Saturday, March 16, 2013

Prodigal Son/Stingy Brother/Deeply Loving Father—A Homily in three parts

I left, what can I say? I was inspired—by scripture even.
Being the younger brother I always liked those stories in Genesis—Jacob besting his older brother Esau, Isaac getting the promise instead of Ishmael—they both got the drop on their older brother—and God willed it!
But just because God acts a certain way for Jacob doesn’t mean he did for me…
It was foolish—to leave.
I had it all, and lost it all…

Do you know what it’s like to lose it all?
What its like to wallow with pigs?
To hunger in a famine?
To hunger so badly…
To be so bad—the bad son—and to be so low that when  you imagine going home to your father and saying “I’m sorry” and you can’t tell if you are scheming or repenting!
When you get as low as I got you really can’t tell…

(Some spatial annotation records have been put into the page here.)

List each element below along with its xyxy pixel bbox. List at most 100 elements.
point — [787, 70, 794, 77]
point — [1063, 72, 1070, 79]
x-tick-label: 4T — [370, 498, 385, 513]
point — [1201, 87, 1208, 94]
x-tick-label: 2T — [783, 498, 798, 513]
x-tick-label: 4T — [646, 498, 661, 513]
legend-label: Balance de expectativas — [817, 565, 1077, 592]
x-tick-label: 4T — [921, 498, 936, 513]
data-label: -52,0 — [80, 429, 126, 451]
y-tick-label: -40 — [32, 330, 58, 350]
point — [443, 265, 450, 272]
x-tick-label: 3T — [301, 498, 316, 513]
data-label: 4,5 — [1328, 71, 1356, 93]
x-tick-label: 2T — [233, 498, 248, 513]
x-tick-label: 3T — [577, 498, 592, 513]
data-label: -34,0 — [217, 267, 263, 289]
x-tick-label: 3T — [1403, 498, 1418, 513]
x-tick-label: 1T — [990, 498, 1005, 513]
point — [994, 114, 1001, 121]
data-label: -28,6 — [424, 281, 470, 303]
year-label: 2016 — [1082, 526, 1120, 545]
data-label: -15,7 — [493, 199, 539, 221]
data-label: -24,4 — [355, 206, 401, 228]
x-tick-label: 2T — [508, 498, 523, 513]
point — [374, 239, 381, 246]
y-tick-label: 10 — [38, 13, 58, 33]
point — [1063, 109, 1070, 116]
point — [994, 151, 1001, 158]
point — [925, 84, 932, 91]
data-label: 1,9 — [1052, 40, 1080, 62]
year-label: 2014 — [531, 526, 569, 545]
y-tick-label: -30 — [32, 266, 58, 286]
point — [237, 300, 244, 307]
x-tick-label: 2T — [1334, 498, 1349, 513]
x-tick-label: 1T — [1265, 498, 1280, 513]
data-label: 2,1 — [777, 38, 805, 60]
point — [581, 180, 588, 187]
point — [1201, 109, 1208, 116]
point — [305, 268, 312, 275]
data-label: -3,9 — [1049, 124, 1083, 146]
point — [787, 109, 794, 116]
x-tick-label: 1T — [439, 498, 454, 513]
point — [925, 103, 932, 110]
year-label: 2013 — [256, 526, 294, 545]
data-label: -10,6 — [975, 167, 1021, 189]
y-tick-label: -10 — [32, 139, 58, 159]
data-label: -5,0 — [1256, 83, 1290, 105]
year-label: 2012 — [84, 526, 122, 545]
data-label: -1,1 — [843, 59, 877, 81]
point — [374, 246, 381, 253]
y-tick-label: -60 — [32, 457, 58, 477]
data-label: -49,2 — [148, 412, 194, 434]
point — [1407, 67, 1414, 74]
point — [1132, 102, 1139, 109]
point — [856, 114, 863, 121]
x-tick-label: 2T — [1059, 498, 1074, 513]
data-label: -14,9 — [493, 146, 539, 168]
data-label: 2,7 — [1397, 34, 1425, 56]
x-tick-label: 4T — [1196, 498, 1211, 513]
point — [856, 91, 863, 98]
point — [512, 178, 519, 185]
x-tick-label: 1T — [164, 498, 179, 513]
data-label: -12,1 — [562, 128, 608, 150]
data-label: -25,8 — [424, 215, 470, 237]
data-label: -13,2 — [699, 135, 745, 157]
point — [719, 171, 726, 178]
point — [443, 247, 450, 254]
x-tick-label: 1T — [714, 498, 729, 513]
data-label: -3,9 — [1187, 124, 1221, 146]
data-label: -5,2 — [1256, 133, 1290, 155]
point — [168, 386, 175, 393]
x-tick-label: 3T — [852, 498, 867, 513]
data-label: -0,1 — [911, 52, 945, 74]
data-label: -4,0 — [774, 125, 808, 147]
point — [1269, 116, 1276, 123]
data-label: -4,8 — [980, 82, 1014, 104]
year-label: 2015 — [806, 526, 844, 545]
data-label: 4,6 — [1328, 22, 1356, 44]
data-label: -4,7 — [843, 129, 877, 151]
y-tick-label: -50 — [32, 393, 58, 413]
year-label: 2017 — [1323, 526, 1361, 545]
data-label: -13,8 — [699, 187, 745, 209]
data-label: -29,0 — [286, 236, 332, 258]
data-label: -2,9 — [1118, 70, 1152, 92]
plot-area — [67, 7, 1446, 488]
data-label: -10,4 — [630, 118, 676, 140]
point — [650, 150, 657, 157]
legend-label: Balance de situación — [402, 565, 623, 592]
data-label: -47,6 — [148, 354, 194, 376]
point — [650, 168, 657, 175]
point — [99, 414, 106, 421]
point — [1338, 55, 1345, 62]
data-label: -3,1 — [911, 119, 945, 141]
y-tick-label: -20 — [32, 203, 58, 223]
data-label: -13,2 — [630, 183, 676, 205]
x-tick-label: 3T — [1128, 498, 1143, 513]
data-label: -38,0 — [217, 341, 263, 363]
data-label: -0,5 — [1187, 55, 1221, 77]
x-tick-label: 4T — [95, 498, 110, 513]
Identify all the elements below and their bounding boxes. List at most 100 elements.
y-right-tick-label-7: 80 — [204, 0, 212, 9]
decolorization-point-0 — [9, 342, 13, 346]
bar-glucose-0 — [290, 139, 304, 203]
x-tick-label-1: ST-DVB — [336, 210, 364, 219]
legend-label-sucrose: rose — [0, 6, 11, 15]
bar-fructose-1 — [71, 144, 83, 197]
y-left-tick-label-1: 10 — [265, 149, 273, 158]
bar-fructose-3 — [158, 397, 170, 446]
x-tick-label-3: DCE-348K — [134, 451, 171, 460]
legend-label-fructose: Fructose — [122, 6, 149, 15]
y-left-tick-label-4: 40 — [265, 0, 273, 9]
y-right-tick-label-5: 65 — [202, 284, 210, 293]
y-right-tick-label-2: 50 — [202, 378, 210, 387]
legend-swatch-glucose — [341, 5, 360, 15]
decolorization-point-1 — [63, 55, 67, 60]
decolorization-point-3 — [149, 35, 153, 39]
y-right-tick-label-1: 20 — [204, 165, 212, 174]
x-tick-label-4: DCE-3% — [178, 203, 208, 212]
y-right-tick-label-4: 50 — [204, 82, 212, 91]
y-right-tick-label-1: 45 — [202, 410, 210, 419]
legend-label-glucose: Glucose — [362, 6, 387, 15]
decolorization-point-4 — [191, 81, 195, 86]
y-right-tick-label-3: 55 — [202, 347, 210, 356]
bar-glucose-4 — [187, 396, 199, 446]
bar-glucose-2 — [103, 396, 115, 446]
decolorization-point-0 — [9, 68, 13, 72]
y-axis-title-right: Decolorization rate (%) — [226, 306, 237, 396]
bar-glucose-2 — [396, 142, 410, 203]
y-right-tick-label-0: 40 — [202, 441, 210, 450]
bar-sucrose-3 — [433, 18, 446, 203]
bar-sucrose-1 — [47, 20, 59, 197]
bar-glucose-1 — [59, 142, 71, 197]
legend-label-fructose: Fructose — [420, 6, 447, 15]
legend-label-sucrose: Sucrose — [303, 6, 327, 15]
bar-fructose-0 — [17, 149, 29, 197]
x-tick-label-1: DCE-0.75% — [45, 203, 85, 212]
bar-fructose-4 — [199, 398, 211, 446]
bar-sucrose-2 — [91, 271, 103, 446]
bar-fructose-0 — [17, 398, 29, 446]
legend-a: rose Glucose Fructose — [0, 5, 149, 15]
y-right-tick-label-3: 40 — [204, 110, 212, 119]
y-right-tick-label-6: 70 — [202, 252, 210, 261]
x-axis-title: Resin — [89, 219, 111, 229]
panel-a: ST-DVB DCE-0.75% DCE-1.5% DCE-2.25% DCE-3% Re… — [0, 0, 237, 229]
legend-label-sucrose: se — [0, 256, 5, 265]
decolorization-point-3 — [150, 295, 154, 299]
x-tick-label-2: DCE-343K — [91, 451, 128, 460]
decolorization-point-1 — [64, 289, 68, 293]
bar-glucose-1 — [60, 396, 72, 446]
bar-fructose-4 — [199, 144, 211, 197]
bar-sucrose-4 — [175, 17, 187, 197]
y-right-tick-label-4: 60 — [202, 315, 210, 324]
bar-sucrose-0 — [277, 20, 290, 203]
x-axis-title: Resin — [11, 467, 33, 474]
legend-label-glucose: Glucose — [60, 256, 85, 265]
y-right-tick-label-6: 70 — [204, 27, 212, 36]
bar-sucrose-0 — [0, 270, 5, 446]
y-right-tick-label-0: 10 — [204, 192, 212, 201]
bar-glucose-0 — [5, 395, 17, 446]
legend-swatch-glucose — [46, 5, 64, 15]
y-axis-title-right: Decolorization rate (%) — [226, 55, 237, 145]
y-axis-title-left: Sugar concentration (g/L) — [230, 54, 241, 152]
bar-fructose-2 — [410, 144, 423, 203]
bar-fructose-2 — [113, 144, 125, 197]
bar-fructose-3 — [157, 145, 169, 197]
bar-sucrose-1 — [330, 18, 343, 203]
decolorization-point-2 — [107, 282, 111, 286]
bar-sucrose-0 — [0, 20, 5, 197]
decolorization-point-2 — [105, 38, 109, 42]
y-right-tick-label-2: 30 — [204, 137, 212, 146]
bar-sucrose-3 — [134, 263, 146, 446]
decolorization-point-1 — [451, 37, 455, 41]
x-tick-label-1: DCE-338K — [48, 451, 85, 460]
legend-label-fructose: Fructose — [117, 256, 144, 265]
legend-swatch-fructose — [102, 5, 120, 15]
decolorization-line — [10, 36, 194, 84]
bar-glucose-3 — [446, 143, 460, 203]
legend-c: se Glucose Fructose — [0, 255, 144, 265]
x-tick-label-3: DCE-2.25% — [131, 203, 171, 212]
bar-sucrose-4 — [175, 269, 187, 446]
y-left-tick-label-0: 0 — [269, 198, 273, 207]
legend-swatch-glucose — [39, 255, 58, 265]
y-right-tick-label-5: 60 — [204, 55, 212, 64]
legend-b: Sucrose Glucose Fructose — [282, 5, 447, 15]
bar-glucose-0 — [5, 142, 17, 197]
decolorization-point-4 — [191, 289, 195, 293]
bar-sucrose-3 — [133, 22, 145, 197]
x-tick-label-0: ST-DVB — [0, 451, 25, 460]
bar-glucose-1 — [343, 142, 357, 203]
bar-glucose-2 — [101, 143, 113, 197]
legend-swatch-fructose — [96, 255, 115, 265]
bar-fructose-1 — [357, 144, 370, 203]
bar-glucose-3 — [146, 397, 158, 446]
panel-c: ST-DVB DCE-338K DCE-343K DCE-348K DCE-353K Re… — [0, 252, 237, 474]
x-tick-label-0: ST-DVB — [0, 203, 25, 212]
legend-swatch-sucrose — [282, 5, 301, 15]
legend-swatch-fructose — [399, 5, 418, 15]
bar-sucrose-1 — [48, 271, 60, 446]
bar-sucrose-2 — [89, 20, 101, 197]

I had no choice, I had to leave the new home I’d made off in that foreign land—to return to my old home, not as a hero, but as a villain, or at least a failure.

Yet, there was dad.
Running to me—his Yallabi flapping like an embarrassed bird caught in a trap—as he ran to me.
He hugged me, and kissed me
I tried to give him my line—my speech—my apology
But his embrace swatted away my canned speech like it was nothing
There was such a largeness to dad.
Ring, sandals, a feast.
I didn’t come back—I was found.

My brother left us.
He sold off a chunk of the field—a chunk of our family name—our family birthright—the old homestead
Sold so he could leave us.
You wouldn’t believe how the people talked.
And not just about him.
They wondered what dad did wrong—
and if I was in on it—getting the other half of the land…
they even wondered if I wanted dad dead.
His absence—my brother’s absence—was as trying as his presence. Dad was stuck with a hang-dog look, staring to the East, to see if he would come back.

And he did come back—that’s the thing.
I worked and worked—I was…I am…the good son.
I was—I am—the responsible one.
I managed Dad’s land—at least the land that my little brother didn’t sell.

Being the good one is hard work—it takes so much out of you—caring for dad, even when it feels like he doesn’t care for you.
But that’s what I did, I worked and worked and worked some more—because I’m the good son who picks up the slack. I did what needed to be done.
And then, in the midst of the work I heard merriment and play. I heard a party.
I thought, naively, that maybe dad was pleased with me. Maybe he wanted to show me how much he loved me.
I should have known better.

It was him—that sinner.

I sulked.
I yelled.
I let it all out—how much it hurt to be the good son.

And after I was done, dad reminded me that the work I did for him, I did for myself—tending the field and the flock I inherited.
He reminded me that my brother had been dead, but was now alive again.

You love ‘em from the moment they come out of the womb, don’t you? Even when they’re bad.
It was a kick in the gut though—when he came to me—asked me to sell off the land that would be his.
It didn’t just leave the family farm diminished—it left me diminished too—I became smaller—there was a hole in my heart.
Especially once he left.
He went off to a new country—to become a new person—part of a new family… I guess that was what he was looking for. Becoming a new person—
denying being my son.

And I worried about him.
Worried day and night.
Until he came home—it’s still his home—it really is,
even though he left.

And he came, starting up with this speech—it might have been insincere, or maybe he meant it… either way I didn’t care.
I just wanted to celebrate his return.
So we did.

And then, my other son—my “good son” was sore, grumpy, just plain angry!
He felt like I’d mistreated him by being gracious to his brother.
What could I say to him? How could I explain it to him?
How do you let them know how much you love them?
How much you love them both—different kinds of love yes—different types for different sons.
Continuous steady love for the continuously steady son
Wild improbable love for my wild improbable son.
But love for both of them.
He didn’t see it that way—he felt slighted—but couldn’t he see? All that remains of the inheritance is his—think of his poor younger brother’s future!
And think about his return.
And think how amazing it is, that his brother who had been dead, was now alive!